Fig. 3 illustrates how did we construct a graph using rpForest. In that figure we used four rpTrees each of which has two levels meaning we only perform the split once. Apart from (rpTree 2), all trees have split the two classes into two different leaf nodes. The final graph aggregates all edges in the trees. The edges connecting the two classes were assigned a small weight (0.25) because they only appear in one tree out of four. Edges connecting points from the same class were assigned higher weights (1 or 0.75) because they either appear in all trees or in three out of four trees.

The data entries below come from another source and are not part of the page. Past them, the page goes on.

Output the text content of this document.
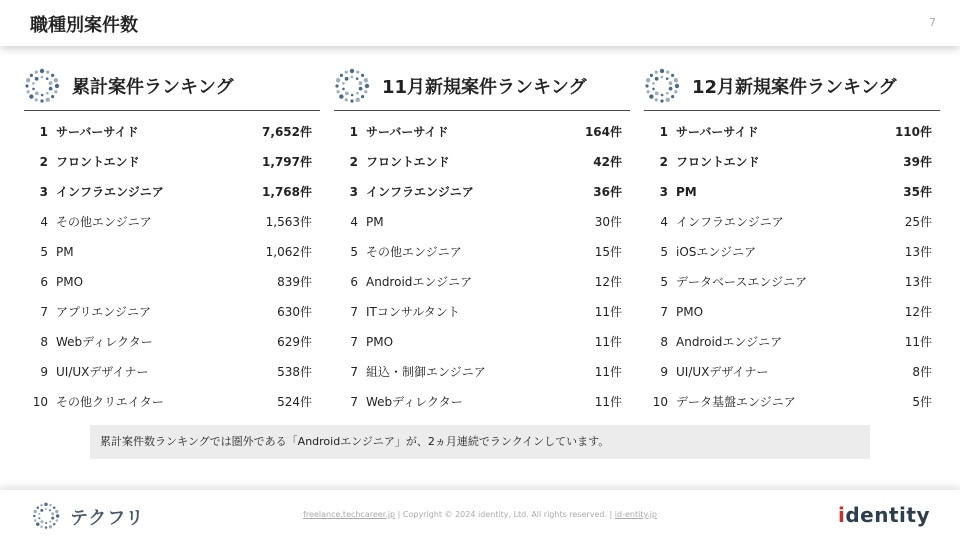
職種別案件数	7
累計案件ランキング
1 サーバーサイド	7,652件
2 フロントエンド	1,797件
3 インフラエンジニア	1,768件
4 その他エンジニア	1,563件
5 PM	1,062件
6 PMO	839件
7 アプリエンジニア	630件
8 Webディレクター	629件
9 UI/UXデザイナー	538件
10 その他クリエイター	524件
11月新規案件ランキング
1 サーバーサイド	164件
2 フロントエンド	42件
3 インフラエンジニア	36件
4 PM	30件
5 その他エンジニア	15件
6 Androidエンジニア	12件
7 ITコンサルタント	11件
7 PMO	11件
7 組込・制御エンジニア	11件
7 Webディレクター	11件
12月新規案件ランキング
1 サーバーサイド	110件
2 フロントエンド	39件
3 PM	35件
4 インフラエンジニア	25件
5 iOSエンジニア	13件
5 データベースエンジニア	13件
7 PMO	12件
8 Androidエンジニア	11件
9 UI/UXデザイナー	8件
10 データ基盤エンジニア	5件
累計案件数ランキングでは圏外である「Androidエンジニア」が、2ヵ月連続でランクインしています。
テクフリ	freelance.techcareer.jp | Copyright © 2024 identity, Ltd. All rights reserved. | id-entity.jp	identity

Experiments and discussions

We designed our experiments to test how $k$ -nn and rpForest graphs affect the performance of GCN [1] and LDS [9]. Unlike GCN, LDS iteratively improves the original graph based on the validation error. For the $k$ -nn graph, we used the same settings used by the LDS algorithm, where $k$ was set to be 10. For the rpForest graph, we set the number of trees $T$ to be 10. In the next section we provide an empirical examination showing why it is safe to use $T = 10$ as the number of trees. The number of layers in GCN was kept less than 4 layers, to prevent a drop in the performance [5]. We used two evaluation metrics: 1) the test accuracy was used to evaluate the performance, and 2) the number of edges in the graph was used to evaluate the storage efficiency.

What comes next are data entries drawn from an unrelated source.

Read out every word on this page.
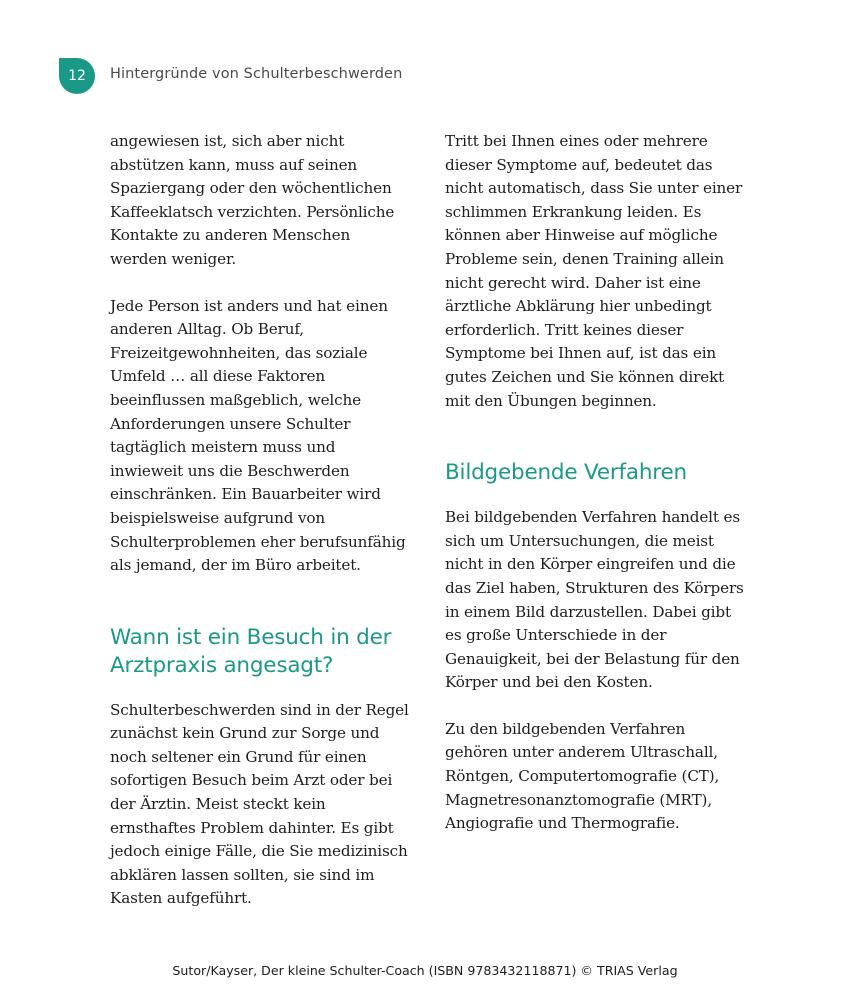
12 Hintergründe von Schulterbeschwerden

angewiesen ist, sich aber nicht abstützen kann, muss auf seinen Spaziergang oder den wöchentlichen Kaffeeklatsch verzichten. Persönliche Kontakte zu anderen Menschen werden weniger.

Jede Person ist anders und hat einen anderen Alltag. Ob Beruf, Freizeitgewohnheiten, das soziale Umfeld … all diese Faktoren beeinflussen maßgeblich, welche Anforderungen unsere Schulter tagtäglich meistern muss und inwieweit uns die Beschwerden einschränken. Ein Bauarbeiter wird beispielsweise aufgrund von Schulterproblemen eher berufsunfähig als jemand, der im Büro arbeitet.

Wann ist ein Besuch in der Arztpraxis angesagt?

Schulterbeschwerden sind in der Regel zunächst kein Grund zur Sorge und noch seltener ein Grund für einen sofortigen Besuch beim Arzt oder bei der Ärztin. Meist steckt kein ernsthaftes Problem dahinter. Es gibt jedoch einige Fälle, die Sie medizinisch abklären lassen sollten, sie sind im Kasten aufgeführt.

Tritt bei Ihnen eines oder mehrere dieser Symptome auf, bedeutet das nicht automatisch, dass Sie unter einer schlimmen Erkrankung leiden. Es können aber Hinweise auf mögliche Probleme sein, denen Training allein nicht gerecht wird. Daher ist eine ärztliche Abklärung hier unbedingt erforderlich. Tritt keines dieser Symptome bei Ihnen auf, ist das ein gutes Zeichen und Sie können direkt mit den Übungen beginnen.

Bildgebende Verfahren

Bei bildgebenden Verfahren handelt es sich um Untersuchungen, die meist nicht in den Körper eingreifen und die das Ziel haben, Strukturen des Körpers in einem Bild darzustellen. Dabei gibt es große Unterschiede in der Genauigkeit, bei der Belastung für den Körper und bei den Kosten.

Zu den bildgebenden Verfahren gehören unter anderem Ultraschall, Röntgen, Computertomografie (CT), Magnetresonanztomografie (MRT), Angiografie und Thermografie.

Sutor/Kayser, Der kleine Schulter-Coach (ISBN 9783432118871) © TRIAS Verlag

We modified the original python files provided by GCN and LDS, to include the code for rpForest graph. We used a different font for the names of datasets. The name of a dataset is written as dataset. The code used to produce the experiments is available on https://github.com/mashaan14/RPTree-GCN. All experiments were coded in python 3 and run on a machine with 20 GB of memory and a 3.10 GHz Intel Core i5-10500 CPU.

Using spectral analysis to set the number of trees

We are constructing the graph out of the leaf nodes in the rpForest. The number of rpTrees $T$ is a hyperparameter in rpForest. Tuning $T$ highly influences the outcome of rpForest. We can identify two problems that could occur from different values of $T$ . The first problem occurs when $T$ is set to a low value, which risks feeding a disconnected graph to the GCN. A disconnected graph could mean one of the classes is not connected, which negatively affects the performance of the GCN. The second problem occurs when $T$ is set to a high value. This will lead to a graph with so many edges, which could affect the memory efficiency of our method.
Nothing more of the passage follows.